Saturday, July 22, 2006

Seven Sins

Having just posted on the subject of John Bolton's performance at the UN, this might be a good time to mention a new book I've just received. Loch K. Johnson of the School of Public and International Affairs at the University of Georgia has just published a book entitled Seven Sins of American Foreign Policy. I haven't had a chance to read it yet, but I can list the sins. (In fact, however useful his summary and discussion may be, Johnson is not breaking any new ground here.
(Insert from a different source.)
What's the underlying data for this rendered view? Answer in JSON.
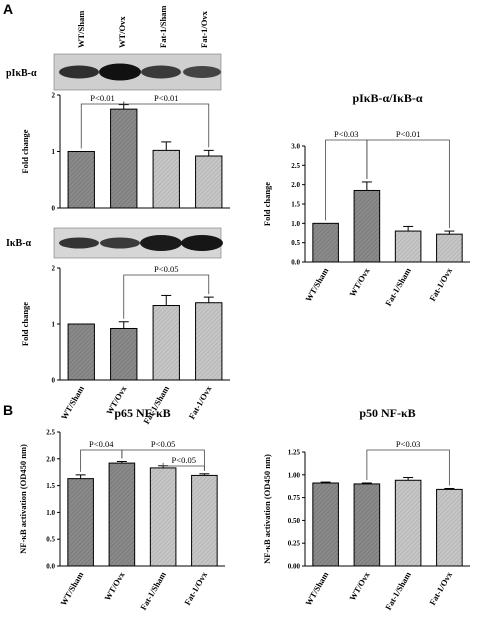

Most people could probably come up with a similar list of sins without ever having seen this book.) Here they are:
  1. Ignorance
  2. Executive Branch Dominance
  3. Excessive Emphasis on the Military
  4. Unilateralism
  5. Isolationism
  6. Lack of Empathy
  7. Arrogance

As Johnson aptly notes (p. xvi), "The sins of American foreign policy have roots that extend more deeply than just the controversial decisions of the second Bush administration." As an example of this point, it's worth noting that when President Clinton traveled to Rwanda to offer an apology for the United States' failure to respond to the genocide in 1994, he disingenuously apologized for American ignorance rather than for the nation's lack of empathy. Still, the current administration seems to be breaking records--and perhaps counting on some cheap grace.